I thought the same thing about manufacturers no longer making the old prox credentials and sure you can get the big boys to stop but I don't think you could ever get the cheap cards made in China and sold on Amazon to ever go away.
You are right though at some point it has to stop.
If the major access control companies would have programmed into their system if a cloned card was used then this might help to convince customers to start switching away quicker. When a card is cloned there is extra information put onto the card. I know ICT does this but not sure if others do or not. Of course there may also be a way for this to be overcome with the closer as well.

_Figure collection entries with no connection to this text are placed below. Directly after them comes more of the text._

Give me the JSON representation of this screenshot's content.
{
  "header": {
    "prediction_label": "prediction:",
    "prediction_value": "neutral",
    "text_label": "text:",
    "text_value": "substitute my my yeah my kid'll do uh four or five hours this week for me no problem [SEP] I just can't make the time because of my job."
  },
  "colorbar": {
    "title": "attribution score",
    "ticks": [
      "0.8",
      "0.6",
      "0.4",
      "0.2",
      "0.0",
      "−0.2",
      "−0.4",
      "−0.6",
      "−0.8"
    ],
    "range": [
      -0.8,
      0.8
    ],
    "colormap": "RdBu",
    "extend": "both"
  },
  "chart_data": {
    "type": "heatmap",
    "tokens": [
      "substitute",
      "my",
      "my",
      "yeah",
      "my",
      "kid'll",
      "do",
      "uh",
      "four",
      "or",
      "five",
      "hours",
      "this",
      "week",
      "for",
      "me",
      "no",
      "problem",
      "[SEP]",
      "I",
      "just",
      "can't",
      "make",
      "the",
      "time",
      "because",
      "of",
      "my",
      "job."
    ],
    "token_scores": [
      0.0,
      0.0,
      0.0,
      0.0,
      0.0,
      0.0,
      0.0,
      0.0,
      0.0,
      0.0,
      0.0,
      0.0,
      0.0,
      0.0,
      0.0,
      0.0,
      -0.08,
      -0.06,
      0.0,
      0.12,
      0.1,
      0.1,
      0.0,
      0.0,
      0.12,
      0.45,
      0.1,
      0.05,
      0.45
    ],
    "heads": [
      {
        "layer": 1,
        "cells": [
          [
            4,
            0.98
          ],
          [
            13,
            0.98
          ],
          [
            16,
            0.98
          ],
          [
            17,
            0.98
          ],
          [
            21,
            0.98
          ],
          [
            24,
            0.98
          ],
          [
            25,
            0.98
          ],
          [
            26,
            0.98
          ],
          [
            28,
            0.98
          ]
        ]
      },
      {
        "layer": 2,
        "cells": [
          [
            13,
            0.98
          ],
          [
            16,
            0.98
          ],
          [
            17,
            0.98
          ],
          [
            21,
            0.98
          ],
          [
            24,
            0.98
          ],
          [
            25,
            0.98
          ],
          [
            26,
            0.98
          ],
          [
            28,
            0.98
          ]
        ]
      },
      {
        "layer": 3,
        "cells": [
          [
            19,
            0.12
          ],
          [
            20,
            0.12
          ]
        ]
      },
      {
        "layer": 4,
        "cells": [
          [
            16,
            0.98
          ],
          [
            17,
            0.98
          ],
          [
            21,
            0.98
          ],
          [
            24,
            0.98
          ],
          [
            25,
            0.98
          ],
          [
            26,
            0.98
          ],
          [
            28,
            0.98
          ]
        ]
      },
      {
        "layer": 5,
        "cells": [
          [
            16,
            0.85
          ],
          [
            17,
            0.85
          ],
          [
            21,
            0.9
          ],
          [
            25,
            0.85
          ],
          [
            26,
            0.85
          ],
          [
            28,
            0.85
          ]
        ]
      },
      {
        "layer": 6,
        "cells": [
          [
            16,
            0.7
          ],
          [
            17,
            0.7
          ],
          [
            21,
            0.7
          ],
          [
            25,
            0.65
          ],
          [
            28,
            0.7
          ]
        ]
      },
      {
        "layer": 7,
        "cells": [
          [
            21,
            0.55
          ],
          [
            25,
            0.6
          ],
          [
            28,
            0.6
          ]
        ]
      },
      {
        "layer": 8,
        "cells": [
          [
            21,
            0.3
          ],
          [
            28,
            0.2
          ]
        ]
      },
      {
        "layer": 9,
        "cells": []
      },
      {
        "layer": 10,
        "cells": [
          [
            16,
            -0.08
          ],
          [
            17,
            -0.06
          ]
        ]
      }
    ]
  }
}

Great article Brian. One note for those reading if you must put the controllers above the ceiling, which I don't like to do but sometimes you don't have a choice, make sure the mounting location is somewhere you will be able to service the equipment at a later date. Directly above the door will always allow for service but often makes it a pain as people will ALWAYS want to walk through the opening even if there is a door two feet away.
What usually happens is the equipment is mounted above the ceiling and that location looks as though nothing will ever be put under you equipment but Murphy's law says otherwise and they will put in some 1000 lb bookcase you can't move or extend the cubicle over and then you can't reach your equipment as the desk extends so far out.
As I always say to the installers, just imagine that you have to come back and service this some day. You will want servicing this equipment to be as trouble free as possible.
I always quote alarm panels with locks and tampers, and I always quote enclosures, locks, and tampers when selling more expansion modules than can easily fit into a panel enclosure. I'm always surprised by how many people forget about them.
When it comes to access control, the risk of any exposed power/control cabling should be avoided during design.
This is not only true at the door but also in the data closet. So many times I've seen cans plugged in to a nearby outlet rather than having the power hard-line piped into the enclosure. A locking outlet cover might help in this case but the wires can still be cut (might tingle a bit).
Tamper switches should be considered more, I agree. There are a variety of them for different applications. Also, I've seen EAC systems where the installer has left the key in the lock or on top of the controller. That's the customers decision as to where the key is stored in my opinion.